Es gab nun erneut eine kurze Pause, die Daniel dazu nutzte, seine Begleiterin ausgiebig zu betrachten. Was sah er dabei in ihr? Etwas, von dem sie selbst vielleicht gar keine Ahnung hatte? Sie hoffte zumindest, dass er mehr als eine unscheinbare, junge Frau entdeckte, die sich nach Zärtlichkeit und Verständnis sehnte.

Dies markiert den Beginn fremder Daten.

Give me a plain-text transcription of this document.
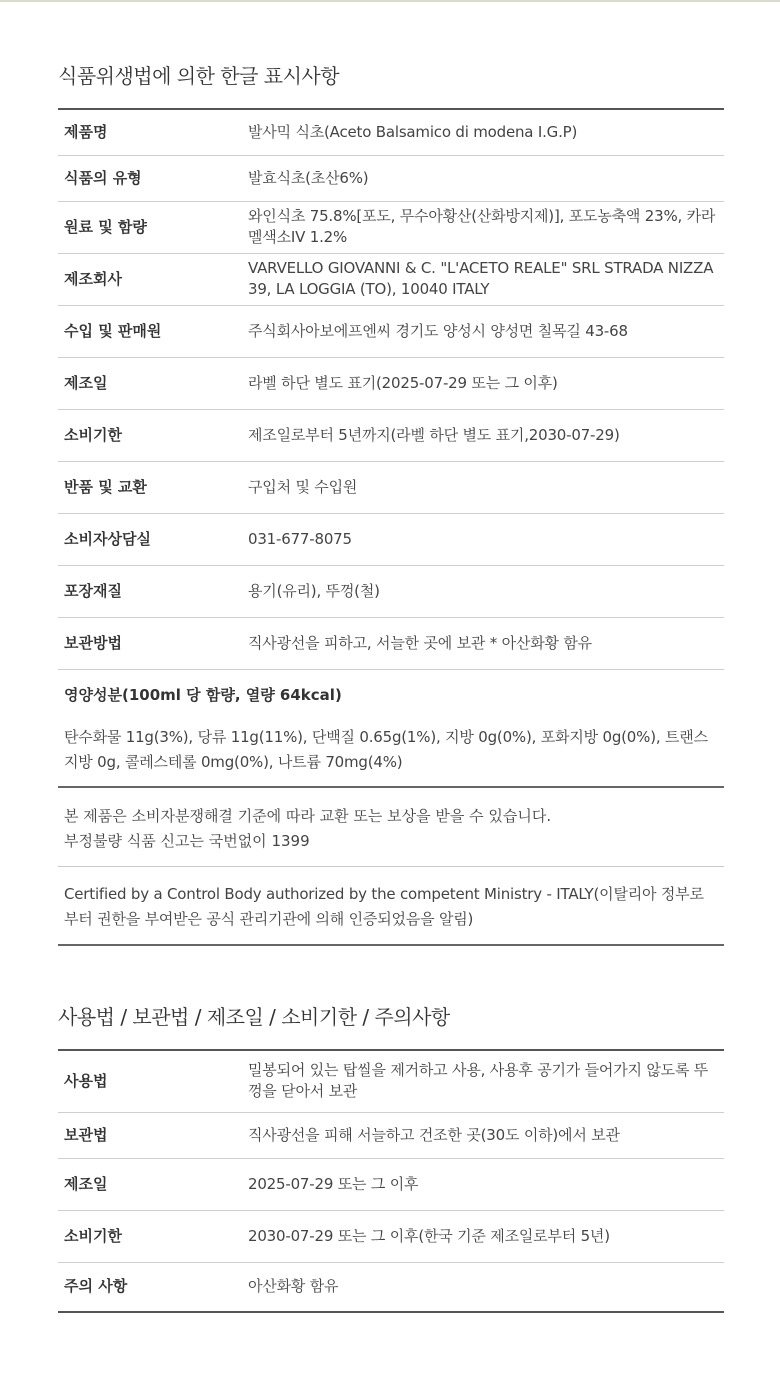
식품위생법에 의한 한글 표시사항
제품명	발사믹 식초(Aceto Balsamico di modena I.G.P)
식품의 유형	발효식초(초산6%)
원료 및 함량	와인식초 75.8%[포도, 무수아황산(산화방지제)], 포도농축액 23%, 카라멜색소IV 1.2%
제조회사	VARVELLO GIOVANNI & C. "L'ACETO REALE" SRL STRADA NIZZA 39, LA LOGGIA (TO), 10040 ITALY
수입 및 판매원	주식회사아보에프엔씨 경기도 양성시 양성면 칠목길 43-68
제조일	라벨 하단 별도 표기(2025-07-29 또는 그 이후)
소비기한	제조일로부터 5년까지(라벨 하단 별도 표기,2030-07-29)
반품 및 교환	구입처 및 수입원
소비자상담실	031-677-8075
포장재질	용기(유리), 뚜껑(철)
보관방법	직사광선을 피하고, 서늘한 곳에 보관 * 아산화황 함유
영양성분(100ml 당 함량, 열량 64kcal)
탄수화물 11g(3%), 당류 11g(11%), 단백질 0.65g(1%), 지방 0g(0%), 포화지방 0g(0%), 트랜스지방 0g, 콜레스테롤 0mg(0%), 나트륨 70mg(4%)
본 제품은 소비자분쟁해결 기준에 따라 교환 또는 보상을 받을 수 있습니다.
부정불량 식품 신고는 국번없이 1399
Certified by a Control Body authorized by the competent Ministry - ITALY(이탈리아 정부로부터 권한을 부여받은 공식 관리기관에 의해 인증되었음을 알림)
사용법 / 보관법 / 제조일 / 소비기한 / 주의사항
사용법	밀봉되어 있는 탑씰을 제거하고 사용, 사용후 공기가 들어가지 않도록 뚜껑을 닫아서 보관
보관법	직사광선을 피해 서늘하고 건조한 곳(30도 이하)에서 보관
제조일	2025-07-29 또는 그 이후
소비기한	2030-07-29 또는 그 이후(한국 기준 제조일로부터 5년)
주의 사항	아산화황 함유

„Zu diesem Zeitpunkt war ich übrigens fest davon überzeugt, dass du mich hasst oder zumindest verachtest.“
Paula erschrak. Wie kam er denn darauf? Hatte sie etwa so auf ihn gewirkt? Das war ja schrecklich. „Ich habe dich niemals gehasst. Ich war nur die meiste Zeit unsicher, wie ich mich dir gegenüber verhalten sollte. Du hast dich ständig über mich lustig gemacht und manchmal warst du auch mit Absicht verletzend“, versuchte sie zu erklären, merkte dann aber, dass das nur eine Seite der Geschichte war und sie ehrlichkeitshalber auch die andere Seite erzählen sollte. Sie gab sich also einen Ruck und bekannte: „Ich war damals schon in dich verliebt, wollte mir das aber nicht eingestehen und dachte, es wäre ohnehin hoffnungslos.“
Statt einer Antwort legte Daniel den Arm um sie und zog sie an sich. Mit deutlich mehr Nähe führte er seine Geschichte nun fort. „Christines Fehlgeburt und die ganze Situation drum herum hat mich ziemlich geschockt. Ich spürte, dass ich mich meiner Verantwortung stellen musste. Und dann warst du plötzlich am Tag danach verschwunden. Ich machte mir natürlich Sorgen, so wie alle anderen Lämmerbacher auch. Ein derartiger Hagelsturm ist kein Pappenstil und du wärst nicht die Erste gewesen, die eine solche Wettersituation falsch eingeschätzt hätte. Als Anne mir jedoch unterstellte, dass bei mir mehr dranwäre, wollte ich das nicht wahrhaben. Ich ärgerte mich. Dummerweise hatte ich gleichzeitig den Eindruck, dir gegenüber etwas gut machen zu müssen. Schließlich war ich in den vergangenen Monaten ziemlich ekelhaft gewesen. Deshalb kämpfte ich mich also mit Vollmers Hund durch Matsch und Kälte, rechnete bereits mit dem Schlimmsten und wurde hier oben von der besagten Auserkorenen körperlich intakt und nicht sonderlich freudig empfangen. Irgendwie hast du den Eindruck gemacht, als würdest du lieber von jemand anderem gerettet werden. Das glich in ungefähr einer kalten Dusche. Ich stellte mir die Sache mit dem Schlafsack deshalb als kleinen Racheakt vor. Natürlich hätte ich für mehr Holz sorgen oder dir meinen Schlafsack allein überlassen können. Das hatte ich ursprünglich sogar vor. Aber ich wollte sehen, wie weit du mit deiner Ablehnung gehen würdest und ob deine Distanz bei kühlen Temperaturen irgendwann endet.“
Ihr stand diese Szene deutlich vor Augen. Wie könnte sie diese Nacht auch je wieder vergessen?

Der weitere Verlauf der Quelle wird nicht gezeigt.